À noite, seguiram ao palácio e, tendo encontrado a pedra na parede da câmara,
lidaram com ela facilmente e levaram consigo grande quantidade de dinheiro.
Quando
sucedeu ao rei abrir a câmara, maravilhou-se ao ver que os cofres estavam
desfalcados, e não sabia a quem deveria culpar, pois os selos estavam intactos
e a câmara estava fechada. Todavia, ao abrir a câmara uma segunda e uma
terceira vez, viu que o dinheiro diminuía a cada vez mais, pois os ladrões eram
implacáveis em suas investidas.
O
rei, então, mantou instalar armadilhas, e as dispôs ao redor dos cofres onde se
guardava o dinheiro.
Os
ladrões, como de costume, voltaram à câmara. Um deles, ao se aproximar dos
cofres, foi prontamente apanhado na armadilha. E quando percebeu em que estava
em maus lençóis, chamou o irmão, para que visse a sua difícil situação. Assim, ordenou-lhe que viesse o mais rápido
possível e lhe cortasse a cabeça, a fim de evitar que, sendo visto e conhecido,
a sua desgraça não recaísse igualmente sobre o irmão. Este, persuadido,
porquanto considerou sensatas as palavras do irmão, seguiu-lhe as instruções e
lhe decepou a cabeça.
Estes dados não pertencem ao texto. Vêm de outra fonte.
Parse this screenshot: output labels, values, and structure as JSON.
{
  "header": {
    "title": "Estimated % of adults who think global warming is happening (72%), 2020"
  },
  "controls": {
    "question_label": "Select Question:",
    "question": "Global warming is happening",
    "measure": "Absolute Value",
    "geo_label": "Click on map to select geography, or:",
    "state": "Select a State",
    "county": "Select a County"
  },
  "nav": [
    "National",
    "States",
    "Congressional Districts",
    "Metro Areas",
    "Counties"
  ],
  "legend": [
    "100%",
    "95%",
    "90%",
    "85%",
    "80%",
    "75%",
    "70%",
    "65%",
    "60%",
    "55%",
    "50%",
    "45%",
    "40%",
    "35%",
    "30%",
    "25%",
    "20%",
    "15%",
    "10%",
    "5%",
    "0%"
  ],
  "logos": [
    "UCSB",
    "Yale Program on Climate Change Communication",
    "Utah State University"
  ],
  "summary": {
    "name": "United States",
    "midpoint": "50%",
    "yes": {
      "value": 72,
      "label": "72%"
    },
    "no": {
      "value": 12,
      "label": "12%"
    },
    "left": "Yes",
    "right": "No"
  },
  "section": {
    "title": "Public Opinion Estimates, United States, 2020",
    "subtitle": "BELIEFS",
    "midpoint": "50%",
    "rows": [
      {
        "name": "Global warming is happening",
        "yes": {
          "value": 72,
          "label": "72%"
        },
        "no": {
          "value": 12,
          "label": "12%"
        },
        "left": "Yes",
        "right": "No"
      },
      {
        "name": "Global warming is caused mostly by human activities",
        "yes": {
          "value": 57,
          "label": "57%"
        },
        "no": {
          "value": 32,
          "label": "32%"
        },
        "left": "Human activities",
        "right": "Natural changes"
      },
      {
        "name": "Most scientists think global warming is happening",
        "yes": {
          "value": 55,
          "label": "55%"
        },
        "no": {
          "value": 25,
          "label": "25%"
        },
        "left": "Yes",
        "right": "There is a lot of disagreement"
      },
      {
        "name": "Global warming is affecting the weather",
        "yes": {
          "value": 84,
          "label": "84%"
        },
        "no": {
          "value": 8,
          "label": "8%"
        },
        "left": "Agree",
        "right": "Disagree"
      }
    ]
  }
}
Repôs, assim, a pedra no lugar e fugiu para casa, levando
consigo a cabeça de seu irmão.
Quando
amanheceu, o rei entrou na câmara e, ao ver o corpo do ladrão preso na
armadilha, sem a cabeça, e a câmara intacta, destituída de qualquer evidência
de entrada ou saída, ficou muito admirado. Perplexo, pendurou o cadáver do
ladrão na muralha da cidade e ali pôs uma guarnição, encarregada de averiguar
se alguém chorava ou se lamentava pelo morto, a fim de prendê-lo e levá-lo
diante do soberano.
Ao
ver o cadáver do filho pendurado na muralha, a mãe, tomada de tristeza, ordenou
ao filho sobrevivente que não poupasse esforços para resgatar o corpo do irmão
e trazê-lo de volta, ameaçando-o de denunciá-lo ao rei como autor do desfalque
se seu erário, caso não cumprisse a sua ordem.
Diante
da determinação da mãe, e não logrando dissuadi-la, o filho concebeu a seguinte
artimanha: carregou alguns asnos com
odres de vinho e os conduziu ao local onde estava a guarnição que vigiava junto
ao cadáver do irmão. Lá chegando, soltou as amarras de dois ou três de seus
odres, que verteram o líquido no chão. Então, quando o conteúdo estava quase
todo disperso, pôs-se a bater na cabeça e a gritar bem alto, como se não
soubesse para qual dos burros deveria voltar-se primeiro. Quando os guardas
viram o vinho fluindo em cascata, correram juntos para a estrada com taças nas
mãos e recolheram o vinho que os odres ainda entornavam, tentando salvar, para
si, alguma coisa naquele desperdício.
O
homem admoestou-os severamente, fingindo estar muito aborrecido. Os guardas
tentaram apaziguá-lo, e ele, depois de algum tempo, fingiu estar pacificado, aplacado
em sua fúria. Por fim, tirou seus jumentos da estrada para reordenar as suas
cargas. Demorando-se nisto, começou a conversar com os guardas, e um ou dois
fizeram-lhe gracejos, levando-o a rir com todos eles. Por fim, presenteou-lhes
com um odre de vinho, que se somou às taças que eles já haviam recolhido. Então,
sem delongas, os guardas acomodaram-se no lugar, e se puseram a beber,
convidando o desconhecido a juntar-se a eles, que aceitou o convite. Aproveitando-se
das as boas-vindas que os guardas cordialmente lhe davam, o homem ofereceu-lhes
os odres restantes. Tendo bebido generosamente, os guardas ficaram
completamente embriagados; e, vencidos pelo sono, adormeceram ali mesmo.
Como
já era tarde da noite, cuidou ele, primeiramente, de descer o corpo do irmão.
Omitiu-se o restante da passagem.